泣き顔は無様で、格好悪くて。とても綺麗なんて呼べるものじゃない。なのに、誰が彼を、汚いなんて言えるんだろう。こんなに綺麗な魂が、こんなにも長い時間。沢山の後悔や憎しみの中、それでもこれ程にその透き通った透明の色を守っていられたのは、どうしてなのか。「ずっといたんだ。ずっと、ずっと、ずっと・・・!あの人の為なら死ねると思ったっ、あの人の為なら生きれると思った・・・!!あの人の為に全部を、って、そう・・・」こんなに、この場所に哀しい想いに縛られ続けていたのに。

「大将を守る事が、大将と生きる事が、俺様の生きた全てだったっ!」
どうして、今まで悪霊にならないでいられたのか、不思議な程。けれど、

「お、俺様は、っ、・・その為に、いたのに・・・ッ!」
この、悲鳴のような、声。静かに漏らされる噛み締められたその声は、けれど確かに、彼の叫びだった。
だからきっと。それは、そう言う事なんだろう。


何で俺様を盾にしてくれなかったんだよ、旦那ァアア!!



どんなに悲しくとも哀しくとも。
それでも決して揺るがない、確かなものがあったから、彼は彼のまま、待ち続けていられたんだろう。
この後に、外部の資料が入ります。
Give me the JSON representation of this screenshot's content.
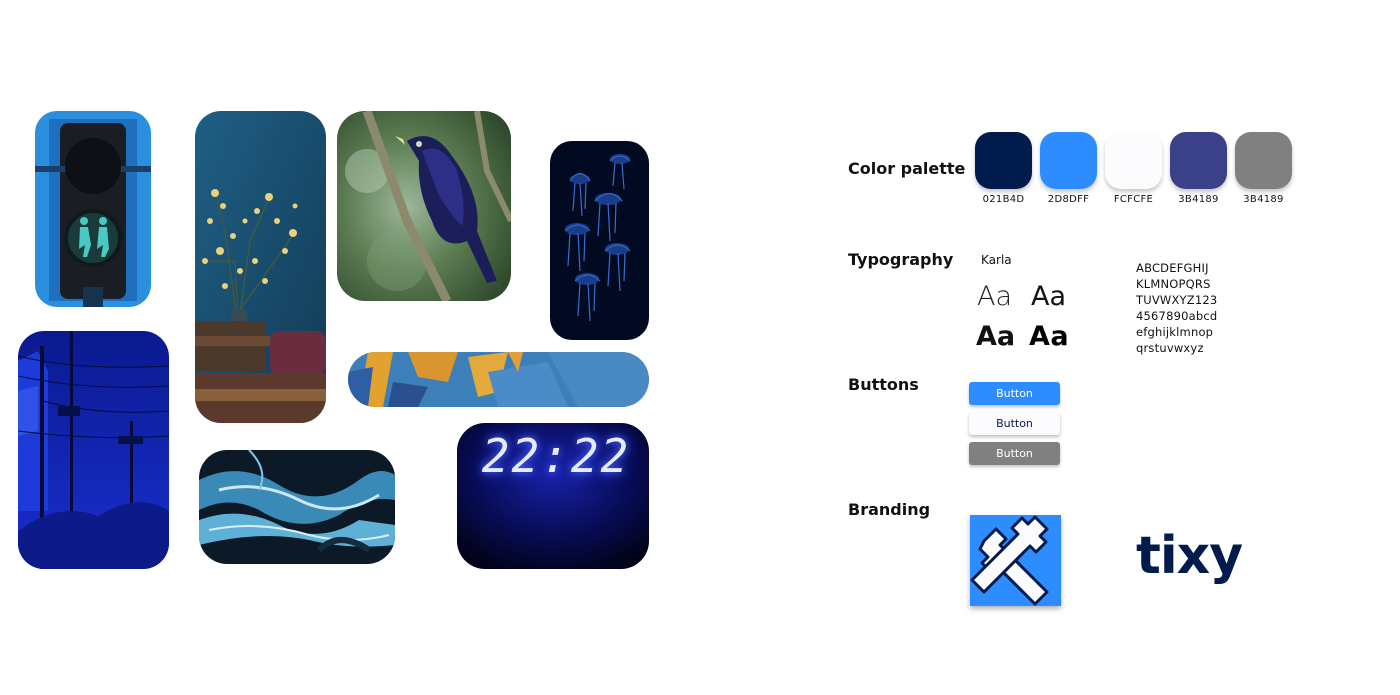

ぼたぼた。こんなにも悲痛に涙を流す人を、今まで何人見て来ただろうか。男の人の泣く所なんて、今まで何人、見て来ただろうかと。けれどそれでも今まで見て来た沢山の涙の中で、この人の涙はどうしてか綺麗で。ぼろぼろに顔を歪めて、漏れる嗚咽も涙も鼻水も、それでも無様な彼を格好悪いだなんて言えなくて、思え無くて。こんなにも彼に想われる人に、こんなにも彼が想う人に会いに行けない理由は、なんだろう。そんなにも大切だからこそ、手を伸ばす事の出来ない距離とは、なんだろう。
どうして人は、年を重ねるにつれて、大人になるにつれて。こうも不器用になるんだろう。分かり合えなくなるんだろう。だから、

「その場所に行こう。君の大切な友人と交わした、約束の場所に。」

そ、と。どうやっても触れる事の出来ないこの距離に、それでも伸ばしたこの手を触れさせて。この悲しくて、寂しくて、そうして優しい魂に触れてあげられる人を、想う。猿飛佐助という幽霊の、誰より会いたくて、誰より会いたくない。唯一無二の魂の、その人に。「そうしてその時」

「誰も待っていないその約束の場所を見て、全てに絶望して悪霊になってしまったその時は、」

ぐらりどろりふわり。
色んな想いと一緒に蓄積された、この眼の前の自縛霊。きっともっと、綺麗な魂だった筈なのに。今はこんなに歪んでしまったけれど、それでもその中にあるこの魂の"純粋"に、微笑んだ。


「私がちゃんと(・・・・)、"あの世"に送ってあげるよ。」



ありがとう。そう奥歯を食いしばって吐き出した。ぼろり。彼の流した涙はどうあっても、綺麗だった。